Au terme de ce semestre à la pension, Mlle Rose est venue en personne au fondouk, sans doute pour se rendre compte du milieu qui avait fabriqué un monstre comme moi. Mme Jamila était en tournée, et c'est Selima, Aïcha et Zoubeïda qui l'ont reçue, dans la galerie, habillées de leurs longues robes de chambre en mousseline pastel, leurs yeux charbonnés au khôl. «Nous sommes ses tantes», ont-elles dit. Et devant Mlle Rose qui n'en croyait pas ses oreilles ni ses yeux, elles m'ont accablée de griefs: j'étais menteuse, voleuse, répondeuse, paresseuse, et si je restais chez elle, je risquais de faire enfuir toutes ses pensionnaires, ou de mettre le feu à la pension avec un fer à repasser. C'est comme cela que j'ai été mise à la porte. Ça m'a fait un peu de peine, à cause de tout l'argent que Mme Jamila avait consacré à mon éducation, mais je ne pouvais pas être condamnée au bagne juste pour lui plaire.

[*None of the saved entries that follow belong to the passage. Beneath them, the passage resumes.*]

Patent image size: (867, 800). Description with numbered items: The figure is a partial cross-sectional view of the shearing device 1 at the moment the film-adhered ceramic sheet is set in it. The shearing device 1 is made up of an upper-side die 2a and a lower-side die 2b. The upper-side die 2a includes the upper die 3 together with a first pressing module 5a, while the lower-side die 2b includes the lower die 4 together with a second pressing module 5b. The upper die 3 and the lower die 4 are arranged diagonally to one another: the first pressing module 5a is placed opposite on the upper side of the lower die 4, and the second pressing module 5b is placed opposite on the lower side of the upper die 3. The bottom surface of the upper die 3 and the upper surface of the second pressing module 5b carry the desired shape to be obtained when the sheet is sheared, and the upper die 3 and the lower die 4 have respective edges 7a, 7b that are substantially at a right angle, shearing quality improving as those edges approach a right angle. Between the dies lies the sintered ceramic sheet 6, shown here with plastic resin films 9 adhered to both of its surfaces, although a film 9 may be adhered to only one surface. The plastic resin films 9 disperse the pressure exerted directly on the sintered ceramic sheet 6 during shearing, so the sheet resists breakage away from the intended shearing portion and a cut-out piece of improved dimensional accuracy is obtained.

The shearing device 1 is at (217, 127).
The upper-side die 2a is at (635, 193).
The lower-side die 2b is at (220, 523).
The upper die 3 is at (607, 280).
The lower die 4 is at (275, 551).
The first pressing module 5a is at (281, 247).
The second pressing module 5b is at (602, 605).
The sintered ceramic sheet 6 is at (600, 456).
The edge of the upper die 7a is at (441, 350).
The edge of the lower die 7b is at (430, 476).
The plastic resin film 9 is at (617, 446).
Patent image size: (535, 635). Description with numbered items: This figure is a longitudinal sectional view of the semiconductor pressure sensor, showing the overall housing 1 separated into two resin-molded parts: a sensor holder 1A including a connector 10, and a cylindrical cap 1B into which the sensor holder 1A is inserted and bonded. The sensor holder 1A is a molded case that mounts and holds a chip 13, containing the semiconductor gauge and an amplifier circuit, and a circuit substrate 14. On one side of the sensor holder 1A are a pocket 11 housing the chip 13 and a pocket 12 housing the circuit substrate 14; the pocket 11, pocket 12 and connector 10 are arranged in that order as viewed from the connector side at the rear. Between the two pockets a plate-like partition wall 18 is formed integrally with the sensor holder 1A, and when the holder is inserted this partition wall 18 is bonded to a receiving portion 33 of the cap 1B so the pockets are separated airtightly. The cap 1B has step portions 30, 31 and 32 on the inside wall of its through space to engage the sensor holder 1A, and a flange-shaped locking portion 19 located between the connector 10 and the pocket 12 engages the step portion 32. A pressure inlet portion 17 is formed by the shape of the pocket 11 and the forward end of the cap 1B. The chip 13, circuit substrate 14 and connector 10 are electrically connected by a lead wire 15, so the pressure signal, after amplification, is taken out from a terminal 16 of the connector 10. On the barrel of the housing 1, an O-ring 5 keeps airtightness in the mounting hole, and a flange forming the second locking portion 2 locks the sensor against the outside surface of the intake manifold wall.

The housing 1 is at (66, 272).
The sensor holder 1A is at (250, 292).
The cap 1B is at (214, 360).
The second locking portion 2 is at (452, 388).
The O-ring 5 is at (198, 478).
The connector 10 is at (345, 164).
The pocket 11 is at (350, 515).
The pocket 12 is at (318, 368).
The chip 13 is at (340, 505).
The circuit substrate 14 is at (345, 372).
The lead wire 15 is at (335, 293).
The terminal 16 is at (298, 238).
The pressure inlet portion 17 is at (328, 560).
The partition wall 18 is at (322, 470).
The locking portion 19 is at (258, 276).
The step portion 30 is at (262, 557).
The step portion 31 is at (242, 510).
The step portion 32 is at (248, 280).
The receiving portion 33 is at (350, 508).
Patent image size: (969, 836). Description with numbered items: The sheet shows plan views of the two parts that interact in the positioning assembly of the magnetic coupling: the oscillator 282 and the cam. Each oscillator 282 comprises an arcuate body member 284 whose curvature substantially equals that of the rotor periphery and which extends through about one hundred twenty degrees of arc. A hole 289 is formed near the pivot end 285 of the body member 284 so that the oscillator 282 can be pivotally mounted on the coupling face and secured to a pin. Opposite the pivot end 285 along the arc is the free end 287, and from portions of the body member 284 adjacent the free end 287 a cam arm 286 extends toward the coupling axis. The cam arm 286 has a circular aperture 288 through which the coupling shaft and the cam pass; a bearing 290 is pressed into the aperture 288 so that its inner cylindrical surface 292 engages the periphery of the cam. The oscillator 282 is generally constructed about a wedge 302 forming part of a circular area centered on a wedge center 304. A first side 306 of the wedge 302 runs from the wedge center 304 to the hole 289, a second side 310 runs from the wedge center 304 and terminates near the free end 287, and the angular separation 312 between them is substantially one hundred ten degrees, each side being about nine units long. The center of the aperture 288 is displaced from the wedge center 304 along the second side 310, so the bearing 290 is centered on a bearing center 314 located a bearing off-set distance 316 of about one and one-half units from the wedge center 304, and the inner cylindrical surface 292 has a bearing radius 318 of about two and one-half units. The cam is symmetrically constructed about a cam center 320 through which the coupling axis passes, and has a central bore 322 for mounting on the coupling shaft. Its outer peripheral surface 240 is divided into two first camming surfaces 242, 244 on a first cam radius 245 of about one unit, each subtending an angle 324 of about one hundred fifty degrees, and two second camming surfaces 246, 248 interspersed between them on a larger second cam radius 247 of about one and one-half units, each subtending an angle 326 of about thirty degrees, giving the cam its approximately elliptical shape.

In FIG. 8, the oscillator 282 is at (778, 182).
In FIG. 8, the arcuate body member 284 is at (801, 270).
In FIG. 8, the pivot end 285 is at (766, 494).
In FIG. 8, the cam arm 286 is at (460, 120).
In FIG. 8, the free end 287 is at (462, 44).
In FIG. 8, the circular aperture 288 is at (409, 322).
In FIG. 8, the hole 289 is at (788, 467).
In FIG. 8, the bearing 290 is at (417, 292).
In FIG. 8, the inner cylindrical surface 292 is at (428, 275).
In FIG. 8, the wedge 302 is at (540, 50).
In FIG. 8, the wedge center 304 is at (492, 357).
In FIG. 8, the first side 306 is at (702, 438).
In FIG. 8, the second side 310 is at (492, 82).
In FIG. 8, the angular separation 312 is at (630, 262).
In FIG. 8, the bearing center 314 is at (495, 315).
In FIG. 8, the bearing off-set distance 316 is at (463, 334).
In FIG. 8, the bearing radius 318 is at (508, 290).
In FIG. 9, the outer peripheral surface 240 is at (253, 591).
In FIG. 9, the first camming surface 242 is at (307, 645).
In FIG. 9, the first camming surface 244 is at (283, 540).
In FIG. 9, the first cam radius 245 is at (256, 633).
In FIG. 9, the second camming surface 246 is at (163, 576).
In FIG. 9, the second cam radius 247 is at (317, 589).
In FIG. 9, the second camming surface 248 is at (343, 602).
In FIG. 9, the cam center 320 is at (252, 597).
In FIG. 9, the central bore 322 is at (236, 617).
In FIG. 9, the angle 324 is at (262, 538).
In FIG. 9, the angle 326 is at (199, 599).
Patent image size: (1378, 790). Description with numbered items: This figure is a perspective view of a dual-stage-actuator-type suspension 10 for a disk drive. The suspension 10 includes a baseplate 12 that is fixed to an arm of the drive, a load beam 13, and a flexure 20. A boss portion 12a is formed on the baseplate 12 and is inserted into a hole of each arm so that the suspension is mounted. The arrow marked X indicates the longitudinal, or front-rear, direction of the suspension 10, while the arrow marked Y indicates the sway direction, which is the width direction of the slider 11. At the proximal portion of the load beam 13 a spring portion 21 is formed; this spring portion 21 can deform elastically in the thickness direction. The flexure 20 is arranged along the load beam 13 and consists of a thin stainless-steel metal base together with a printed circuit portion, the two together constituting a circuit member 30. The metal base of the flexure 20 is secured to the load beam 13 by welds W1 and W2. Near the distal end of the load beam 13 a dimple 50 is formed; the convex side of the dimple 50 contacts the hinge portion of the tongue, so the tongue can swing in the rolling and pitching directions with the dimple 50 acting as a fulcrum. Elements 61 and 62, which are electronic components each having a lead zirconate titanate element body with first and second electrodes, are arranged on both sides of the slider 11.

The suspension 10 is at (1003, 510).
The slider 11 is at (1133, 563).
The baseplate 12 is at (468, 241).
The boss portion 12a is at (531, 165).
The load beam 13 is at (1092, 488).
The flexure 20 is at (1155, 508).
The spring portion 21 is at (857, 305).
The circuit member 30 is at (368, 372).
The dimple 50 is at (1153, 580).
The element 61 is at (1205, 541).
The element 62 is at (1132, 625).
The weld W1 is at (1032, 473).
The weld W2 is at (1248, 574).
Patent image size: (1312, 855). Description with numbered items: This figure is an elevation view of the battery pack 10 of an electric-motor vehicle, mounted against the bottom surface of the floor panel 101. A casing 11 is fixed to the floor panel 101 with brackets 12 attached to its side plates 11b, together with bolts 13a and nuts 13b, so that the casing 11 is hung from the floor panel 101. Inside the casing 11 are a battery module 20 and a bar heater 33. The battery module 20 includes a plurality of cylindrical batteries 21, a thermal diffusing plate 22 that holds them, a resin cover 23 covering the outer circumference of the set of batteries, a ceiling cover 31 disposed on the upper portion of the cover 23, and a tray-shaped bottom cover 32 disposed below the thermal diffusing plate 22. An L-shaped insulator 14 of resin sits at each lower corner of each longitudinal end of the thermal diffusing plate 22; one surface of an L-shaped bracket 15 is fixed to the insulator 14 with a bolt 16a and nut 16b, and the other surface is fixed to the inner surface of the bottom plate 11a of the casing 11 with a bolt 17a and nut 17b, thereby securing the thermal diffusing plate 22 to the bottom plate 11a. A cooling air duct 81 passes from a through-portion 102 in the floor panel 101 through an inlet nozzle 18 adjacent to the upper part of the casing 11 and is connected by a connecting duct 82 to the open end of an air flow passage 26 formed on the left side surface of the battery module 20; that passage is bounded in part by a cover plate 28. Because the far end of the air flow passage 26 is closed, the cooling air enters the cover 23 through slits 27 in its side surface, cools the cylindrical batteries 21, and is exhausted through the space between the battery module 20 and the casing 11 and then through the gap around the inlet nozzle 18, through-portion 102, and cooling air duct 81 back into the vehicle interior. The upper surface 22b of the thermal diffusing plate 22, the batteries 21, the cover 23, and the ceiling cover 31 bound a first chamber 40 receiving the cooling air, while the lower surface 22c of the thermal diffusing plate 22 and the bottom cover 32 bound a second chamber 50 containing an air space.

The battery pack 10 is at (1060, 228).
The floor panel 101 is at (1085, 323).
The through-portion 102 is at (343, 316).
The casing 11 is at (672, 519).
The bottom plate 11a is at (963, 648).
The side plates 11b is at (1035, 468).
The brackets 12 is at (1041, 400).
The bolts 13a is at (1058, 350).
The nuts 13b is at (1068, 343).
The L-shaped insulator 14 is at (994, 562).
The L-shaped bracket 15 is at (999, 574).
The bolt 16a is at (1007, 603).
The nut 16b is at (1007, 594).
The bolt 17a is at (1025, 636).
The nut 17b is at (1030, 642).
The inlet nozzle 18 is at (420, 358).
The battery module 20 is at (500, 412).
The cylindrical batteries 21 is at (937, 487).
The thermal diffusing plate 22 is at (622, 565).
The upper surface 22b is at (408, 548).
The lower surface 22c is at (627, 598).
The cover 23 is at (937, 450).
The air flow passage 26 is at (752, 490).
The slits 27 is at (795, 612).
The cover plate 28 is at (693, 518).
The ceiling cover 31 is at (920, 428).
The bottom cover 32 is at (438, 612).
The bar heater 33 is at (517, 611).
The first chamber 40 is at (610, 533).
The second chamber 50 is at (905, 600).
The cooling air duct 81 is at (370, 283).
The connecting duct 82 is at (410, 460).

Ainsi, après des mois d'interruption, je retrouvais ma vie libre, les balades dans le Souikha, le quartier riche de l'Océan et le grand cimetière au-dessus de la mer. Mais mon bonheur fut de courte durée. Un midi que je revenais d'une expédition les poches pleines de babioles pour mes princesses, je fus saisie à l'entrée du fondouk par deux hommes en complet gris. Je n'eus pas le temps de crier, ni d'appeler au secours. Ils m'empoignèrent chacun par un bras, me soulevèrent et me firent retomber dans une camionnette bleue aux fenêtres grillées. C'était comme si tout recommençait, j'étais à nouveau paralysée par la peur. Je voyais la rue blanche qui se refermait et le ciel qui disparaissait. J'étais en boule au fond de la camionnette, les genoux remontés contre mon ventre, les mains appuyées sur mes oreilles, les yeux fermés, j'étais à nouveau dans le grand sac noir qui m'engouffrait.